Last year, as part of an industrywide review of FDA's accelerated approval program, the agency's Oncologic Drugs Advisory Committee voted 10 to 1 in favor of maintaining accelerated approval for Tecentriq's 2018 indication while the company awaited the final overall survival readout from the confirmatory post-market study IMvigor130.

Now, Genentech has decided to pull this indication after IMvigor130 failed to show that Tecentriq plus platinum-based chemo has an overall survival advantage over chemotherapy when given a first-line option for advanced bladder cancer patients. The firm plans to share the trial data at an upcoming medical meeting.

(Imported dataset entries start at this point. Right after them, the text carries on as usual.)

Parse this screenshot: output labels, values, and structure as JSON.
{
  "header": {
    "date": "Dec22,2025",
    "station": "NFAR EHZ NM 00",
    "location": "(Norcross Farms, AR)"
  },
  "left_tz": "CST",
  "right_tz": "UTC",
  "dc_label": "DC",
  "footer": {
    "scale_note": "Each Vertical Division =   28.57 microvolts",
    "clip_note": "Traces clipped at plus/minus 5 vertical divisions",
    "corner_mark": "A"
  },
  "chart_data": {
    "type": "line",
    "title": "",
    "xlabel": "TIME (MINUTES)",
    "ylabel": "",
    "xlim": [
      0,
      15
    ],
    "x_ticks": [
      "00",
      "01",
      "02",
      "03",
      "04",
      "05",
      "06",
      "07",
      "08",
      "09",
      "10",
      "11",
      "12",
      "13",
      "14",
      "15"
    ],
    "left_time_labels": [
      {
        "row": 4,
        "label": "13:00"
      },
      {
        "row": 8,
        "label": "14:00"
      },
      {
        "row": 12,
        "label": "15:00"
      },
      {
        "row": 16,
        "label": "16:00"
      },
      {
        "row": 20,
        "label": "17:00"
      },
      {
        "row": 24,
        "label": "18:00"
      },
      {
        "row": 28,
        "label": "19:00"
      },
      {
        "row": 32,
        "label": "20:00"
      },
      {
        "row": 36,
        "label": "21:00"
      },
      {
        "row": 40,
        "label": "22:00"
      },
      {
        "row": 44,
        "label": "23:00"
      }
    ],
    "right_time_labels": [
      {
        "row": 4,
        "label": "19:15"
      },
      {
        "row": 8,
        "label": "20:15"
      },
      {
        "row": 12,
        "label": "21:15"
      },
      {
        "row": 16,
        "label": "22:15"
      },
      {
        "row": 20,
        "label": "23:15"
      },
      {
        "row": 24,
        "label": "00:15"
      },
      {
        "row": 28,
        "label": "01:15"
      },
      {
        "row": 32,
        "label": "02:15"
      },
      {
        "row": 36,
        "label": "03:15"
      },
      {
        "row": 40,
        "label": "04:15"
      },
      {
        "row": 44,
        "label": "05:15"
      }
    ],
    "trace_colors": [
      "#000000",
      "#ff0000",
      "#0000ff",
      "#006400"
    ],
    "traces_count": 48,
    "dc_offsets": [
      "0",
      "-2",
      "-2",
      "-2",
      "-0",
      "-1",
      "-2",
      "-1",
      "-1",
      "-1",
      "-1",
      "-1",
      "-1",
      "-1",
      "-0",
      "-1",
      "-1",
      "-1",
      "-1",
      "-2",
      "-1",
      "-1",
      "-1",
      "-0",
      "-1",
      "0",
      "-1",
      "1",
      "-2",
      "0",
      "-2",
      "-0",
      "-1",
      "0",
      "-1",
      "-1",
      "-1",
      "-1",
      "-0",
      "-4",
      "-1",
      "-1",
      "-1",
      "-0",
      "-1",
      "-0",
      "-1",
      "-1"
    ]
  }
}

"While we are disappointed with this withdrawal, we understand the need to uphold the principles of the FDA's Accelerated Approval Program," Levi Garraway, Genentech's chief medical officer and head of global product development, said in a statement. "There is considerable unmet need for effective and tolerable treatments for people living with advanced bladder cancer and so we regret that the IMvigor130 trial did not cross the statistical threshold for overall survival."

Genentech plans to work with the FDA to complete the process of withdrawing Tecentriq in the coming weeks.

In May 2021, Genentech also pulled its FDA accelerated approval for Tecentriq in platinum chemo-treated bladder cancer patients after the IMvigor211 confirmatory trial showed the drug did not improve overall survival in the PD-L1-high patient population.